Orangewood Fund II itself raised more than $200 million, the sources said. Several parallel vehicles brought in an additional $100 million.
Fund II in late 2019 held an initial close, collecting about $100 million, Buyouts reported. Commitments came primarily from high-net-worth and institutional investors, among them partners in Orangewood’s pre-fund deals.
To date, the New York private equity firm deployed more than $250 million, much of it to pre-fund transactions, the sources said. With Fund II’s close, it manages assets of $500 million-plus.
Fund II will build on Orangewood’s deal-by-deal activity by making control and structured minority investments in special situation and growth-oriented opportunities in non-discretionary healthcare, consumer and multi-unit sectors. It will partner with entrepreneurs and owner-operators of mostly US private and public businesses, typically with EBITDA of $5 million to $25 million or greater.
A key aspect of the fund’s strategy is a long-term focus. Orangewood invests beyond the traditional three-to-five-year PE investment span, providing portfolio companies with operational and strategic support for as long as required to meet their goals.

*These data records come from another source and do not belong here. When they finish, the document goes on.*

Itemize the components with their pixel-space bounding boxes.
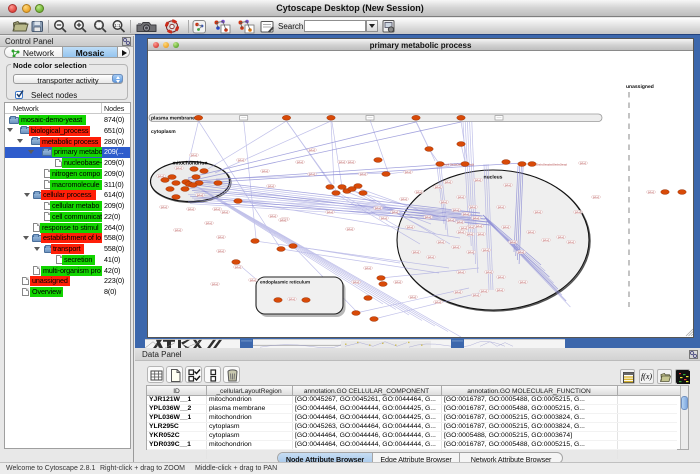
svg-text:cytoplasm: cytoplasm (151, 129, 176, 135)
svg-text:plasma membrane: plasma membrane (151, 116, 195, 122)
svg-text:OmbsOmadedOmbsOmad: OmbsOmadedOmbsOmad (536, 164, 567, 167)
svg-text:krp4 OmbsOmaded krad3: krp4 OmbsOmaded krad3 (444, 164, 474, 167)
svg-text:nucleus: nucleus (484, 175, 503, 181)
svg-text:mitochondrion: mitochondrion (173, 161, 208, 167)
svg-text:1:1: 1:1 (114, 23, 121, 28)
svg-text:unassigned: unassigned (626, 84, 654, 90)
svg-text:endoplasmic reticulum: endoplasmic reticulum (260, 280, 310, 285)
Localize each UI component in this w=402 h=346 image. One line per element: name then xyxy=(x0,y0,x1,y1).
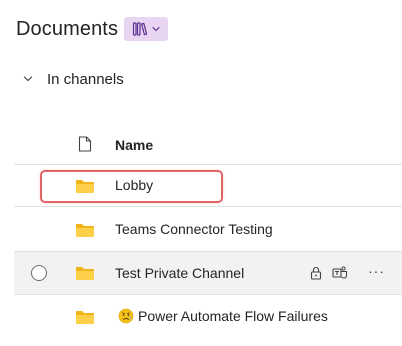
chevron-down-icon xyxy=(151,26,160,32)
folder-name[interactable]: Teams Connector Testing xyxy=(115,221,273,237)
folder-icon xyxy=(76,267,94,280)
page-title: Documents xyxy=(16,17,119,40)
document-icon[interactable] xyxy=(78,136,92,152)
folder-row-teams-connector-testing[interactable]: Teams Connector Testing xyxy=(14,210,402,250)
chevron-down-icon xyxy=(23,76,33,82)
column-header-row: Name xyxy=(14,128,402,162)
divider xyxy=(14,206,402,207)
folder-name-wrapper[interactable]: Power Automate Flow Failures xyxy=(118,308,328,324)
divider xyxy=(14,294,402,295)
folder-name[interactable]: Test Private Channel xyxy=(115,265,244,281)
header: Documents xyxy=(16,15,169,43)
folder-icon xyxy=(76,311,94,324)
lock-icon xyxy=(310,266,322,280)
name-column-header[interactable]: Name xyxy=(115,137,153,153)
folder-name: Power Automate Flow Failures xyxy=(138,308,328,324)
teams-icon[interactable] xyxy=(332,265,348,281)
disappointed-relieved-face-icon xyxy=(118,308,134,324)
divider xyxy=(14,164,402,165)
library-icon xyxy=(132,22,147,36)
row-select-checkbox[interactable] xyxy=(31,265,47,281)
section-label: In channels xyxy=(47,70,124,88)
folder-row-test-private-channel[interactable]: Test Private Channel ··· xyxy=(14,252,402,294)
folder-row-power-automate-flow-failures[interactable]: Power Automate Flow Failures xyxy=(14,297,402,337)
in-channels-section-toggle[interactable]: In channels xyxy=(22,68,124,90)
library-view-button[interactable] xyxy=(124,17,169,41)
highlight-box xyxy=(40,170,223,203)
more-options-button[interactable]: ··· xyxy=(368,263,385,279)
folder-icon xyxy=(76,224,94,237)
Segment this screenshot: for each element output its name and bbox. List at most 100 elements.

Fund II has already made two platform investments, the sources said. They are Exer Urgent Care, an operator of emergency care clinics in Southern California, and K2 Towers, a national acquirer of wireless communication towers. Exer was backed in April 2019, while K2 was originally acquired in May 2015.
In all, Orangewood’s portfolio holds six companies. Pre-fund investments include ABTB, an owner and operator of Taco Bell franchises in the Louisville area. It was launched in 2018 by the firm and ABDD Capital.

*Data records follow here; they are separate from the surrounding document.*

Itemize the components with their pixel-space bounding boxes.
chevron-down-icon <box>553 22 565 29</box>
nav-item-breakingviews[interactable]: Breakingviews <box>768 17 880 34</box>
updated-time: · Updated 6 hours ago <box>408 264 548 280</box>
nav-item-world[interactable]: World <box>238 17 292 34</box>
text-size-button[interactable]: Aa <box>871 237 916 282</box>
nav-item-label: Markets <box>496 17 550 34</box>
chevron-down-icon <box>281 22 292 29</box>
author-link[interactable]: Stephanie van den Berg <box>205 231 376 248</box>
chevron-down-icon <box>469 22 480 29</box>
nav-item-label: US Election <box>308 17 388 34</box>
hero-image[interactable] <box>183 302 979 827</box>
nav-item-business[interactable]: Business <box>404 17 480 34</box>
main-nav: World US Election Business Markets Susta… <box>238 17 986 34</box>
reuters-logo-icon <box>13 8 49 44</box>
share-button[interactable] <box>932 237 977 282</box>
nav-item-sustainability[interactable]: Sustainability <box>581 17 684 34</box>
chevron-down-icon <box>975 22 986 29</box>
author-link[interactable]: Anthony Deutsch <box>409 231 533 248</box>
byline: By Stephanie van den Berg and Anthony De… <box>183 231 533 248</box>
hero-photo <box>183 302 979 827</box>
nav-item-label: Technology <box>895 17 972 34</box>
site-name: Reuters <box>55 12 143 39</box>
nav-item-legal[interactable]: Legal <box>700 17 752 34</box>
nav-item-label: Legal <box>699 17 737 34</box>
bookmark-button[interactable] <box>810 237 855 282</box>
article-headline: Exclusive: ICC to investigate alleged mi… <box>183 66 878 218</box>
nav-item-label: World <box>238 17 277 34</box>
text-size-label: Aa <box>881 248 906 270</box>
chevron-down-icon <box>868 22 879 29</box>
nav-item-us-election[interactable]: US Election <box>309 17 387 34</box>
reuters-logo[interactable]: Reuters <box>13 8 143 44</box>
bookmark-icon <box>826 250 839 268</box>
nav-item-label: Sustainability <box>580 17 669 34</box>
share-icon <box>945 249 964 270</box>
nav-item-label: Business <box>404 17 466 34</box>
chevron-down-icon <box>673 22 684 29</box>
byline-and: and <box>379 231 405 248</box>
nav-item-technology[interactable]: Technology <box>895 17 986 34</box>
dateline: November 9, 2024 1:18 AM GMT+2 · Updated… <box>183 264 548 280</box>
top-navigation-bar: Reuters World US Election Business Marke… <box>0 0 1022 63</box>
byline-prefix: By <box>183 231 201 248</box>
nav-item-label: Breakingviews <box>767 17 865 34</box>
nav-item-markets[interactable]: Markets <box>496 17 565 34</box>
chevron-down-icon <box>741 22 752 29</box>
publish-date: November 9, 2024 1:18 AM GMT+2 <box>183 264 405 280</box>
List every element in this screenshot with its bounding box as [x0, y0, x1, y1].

Another deal in 2016 formed Peaceable Street Capital, a specialty finance platform targeted to small and mid-sized owners of commercial real estate. Three years later, Declaration Partners, an investor backed by David Rubenstein’s family office, acquired a minority stake, Buyouts reported.
Goldfarb founded Orangewood after a five-year tenure at Senator Investment Group, where he was a managing director and head of special situations. He was with Carlyle between 2003 and 2010, working as a founding member and principal in the distressed and corporate opportunities group.
Goldfarb leads an investment team of six. Members include managing partner Neil Goldfarb, who joined in 2017 from Starr Investment Holdings, and principal Zach Rosskamm, hired at inception from AEA Investors. Three others were recruited since 2019, among them vice president Chase Lang, also formerly with Starr.